1. Public Key Infrastructure
Public Key Infrastructure PKI (Public Key Infrastructure) is through the use of public key technology and digital certificates to provide information systems security services, and is responsible for verifying the identity of the digital certificate owners an architecture of. The PKI infrastructure uses a certificate to manage the public key. Through a third-party trusted certification center, the user's public key and the user's identity information are bound together. It is a universal security infrastructure and a set of service systems.
The function of PKI is to bind the identity of the certificate holder and the relevant public key by replying to the data certificate, providing a convenient way for users to obtain certificates, access certificates and revoke certificates. At the same time, digital certificates and related services (certificate issuance, blacklist issuance, etc.) are used to realize the identity authentication of the entities in the communication process, ensuring the confidentiality, integrity, non-repudiation and authentication of the communication data.
2. PKI system architecture
The PKI architecture consists of certificate applicants, registration agencies RA, certification center CA, and certificate revocation list CRL.
(1) CA ( Certification Authority ) : Responsible for issuing and revoking certificates (Revoke), receiving requests from RA, is the core part.
(2) RA (Registration Authority) : verify the identity of the user, verify the legality of the data, be responsible for registration, and send it to the CA after review.
(3) Certificate storage library: store certificates, mostly in X.500 series standard format.
The common operation process is that users register for a certificate through RA registration, provide identity and authentication information, etc .; after the CA audit is completed, the certificate is manufactured and issued to the user. If the user needs to revoke the certificate, he needs to send the application to the CA again.
3. Issuance of certificates
CA signing a certificate to a user is actually signing a user's public key, using the CA's private key to sign it , so that anyone can use the CA's public key to verify the validity of the certificate. If the verification is successful, the certificate is recognized.

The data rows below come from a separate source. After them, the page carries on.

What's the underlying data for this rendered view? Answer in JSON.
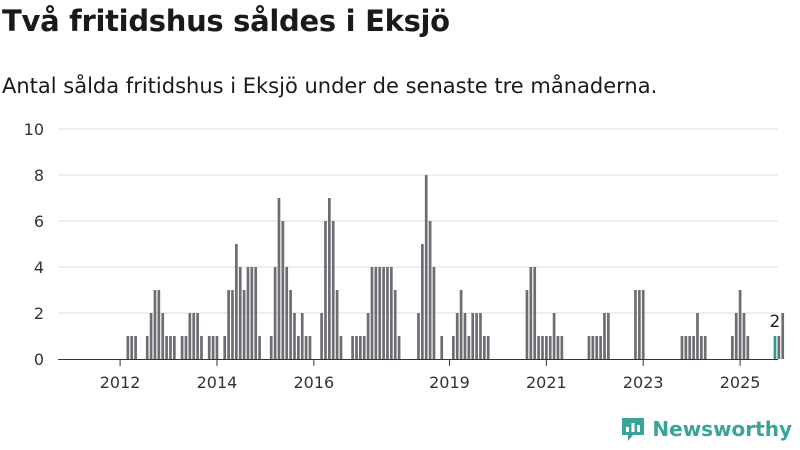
{
  "header": {
    "title": "Två fritidshus såldes i Eksjö",
    "subtitle": "Antal sålda fritidshus i Eksjö under de senaste tre månaderna."
  },
  "brand": {
    "name": "Newsworthy",
    "icon": "newsworthy-logo-icon",
    "color": "#3aa39a"
  },
  "colors": {
    "bar": "#6e6d73",
    "highlight": "#2a9d8f",
    "grid": "#dddddd"
  },
  "chart_data": {
    "type": "bar",
    "title": "Två fritidshus såldes i Eksjö",
    "subtitle": "Antal sålda fritidshus i Eksjö under de senaste tre månaderna.",
    "xlabel": "",
    "ylabel": "",
    "ylim": [
      0,
      10
    ],
    "yticks": [
      0,
      2,
      4,
      6,
      8,
      10
    ],
    "xtick_labels": [
      "2012",
      "2014",
      "2016",
      "2019",
      "2021",
      "2023",
      "2025"
    ],
    "xtick_index": [
      6,
      31,
      56,
      91,
      116,
      141,
      166
    ],
    "grid": true,
    "highlight_label": "2",
    "values": [
      0,
      0,
      0,
      0,
      0,
      0,
      0,
      0,
      1,
      1,
      1,
      0,
      0,
      1,
      2,
      3,
      3,
      2,
      1,
      1,
      1,
      0,
      1,
      1,
      2,
      2,
      2,
      1,
      0,
      1,
      1,
      1,
      0,
      1,
      3,
      3,
      5,
      4,
      3,
      4,
      4,
      4,
      1,
      0,
      0,
      1,
      4,
      7,
      6,
      4,
      3,
      2,
      1,
      2,
      1,
      1,
      0,
      0,
      2,
      6,
      7,
      6,
      3,
      1,
      0,
      0,
      1,
      1,
      1,
      1,
      2,
      4,
      4,
      4,
      4,
      4,
      4,
      3,
      1,
      0,
      0,
      0,
      0,
      2,
      5,
      8,
      6,
      4,
      0,
      1,
      0,
      0,
      1,
      2,
      3,
      2,
      1,
      2,
      2,
      2,
      1,
      1,
      0,
      0,
      0,
      0,
      0,
      0,
      0,
      0,
      0,
      3,
      4,
      4,
      1,
      1,
      1,
      1,
      2,
      1,
      1,
      0,
      0,
      0,
      0,
      0,
      0,
      1,
      1,
      1,
      1,
      2,
      2,
      0,
      0,
      0,
      0,
      0,
      0,
      3,
      3,
      3,
      0,
      0,
      0,
      0,
      0,
      0,
      0,
      0,
      0,
      1,
      1,
      1,
      1,
      2,
      1,
      1,
      0,
      0,
      0,
      0,
      0,
      0,
      1,
      2,
      3,
      2,
      1,
      0,
      0,
      0,
      0,
      0,
      0,
      1,
      1,
      2
    ],
    "highlight_index": 175
  }
}
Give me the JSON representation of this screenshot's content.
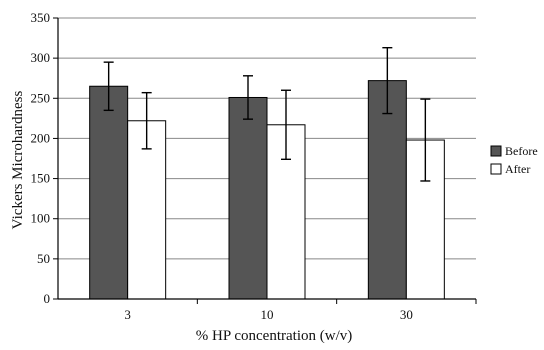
{
  "chart_data": {
    "type": "bar",
    "title": "",
    "xlabel": "% HP concentration (w/v)",
    "ylabel": "Vickers Microhardness",
    "categories": [
      "3",
      "10",
      "30"
    ],
    "ylim": [
      0,
      350
    ],
    "yticks": [
      0,
      50,
      100,
      150,
      200,
      250,
      300,
      350
    ],
    "grid": true,
    "legend_position": "right",
    "series": [
      {
        "name": "Before",
        "color": "#555555",
        "values": [
          265,
          251,
          272
        ],
        "errors": [
          30,
          27,
          41
        ]
      },
      {
        "name": "After",
        "color": "#ffffff",
        "values": [
          222,
          217,
          198
        ],
        "errors": [
          35,
          43,
          51
        ]
      }
    ]
  }
}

The content of the provided user public key realizes the safe distribution of the user public key.
There are two ways to issue user certificates. Generally, the CA can directly generate the certificate (including the public key) and the corresponding private key and send it to the user; the user can also generate the public key and private key by themselves, and then the CA signs the content of the public key.
There are two ways for PKI entities to apply for local certificates from CA: (1) Online application (2) Offline application
4. Revocation of the certificate
The certificate will be invalidated after the validity period expires. Users can also apply to the CA to revoke a certificate file. Because the CA cannot force the recovery of the issued digital certificate, in order to achieve the invalidation of the certificate, it is often necessary to maintain a certificate revocation list (Certificate Revocation List , CRL), used to record the revoked certificate serial number.
Therefore, under normal circumstances, when a third party verifies a certificate, it is necessary to first check whether the certificate is in the revocation list. If it exists, the certificate cannot be verified. If not, continue the subsequent certificate verification process.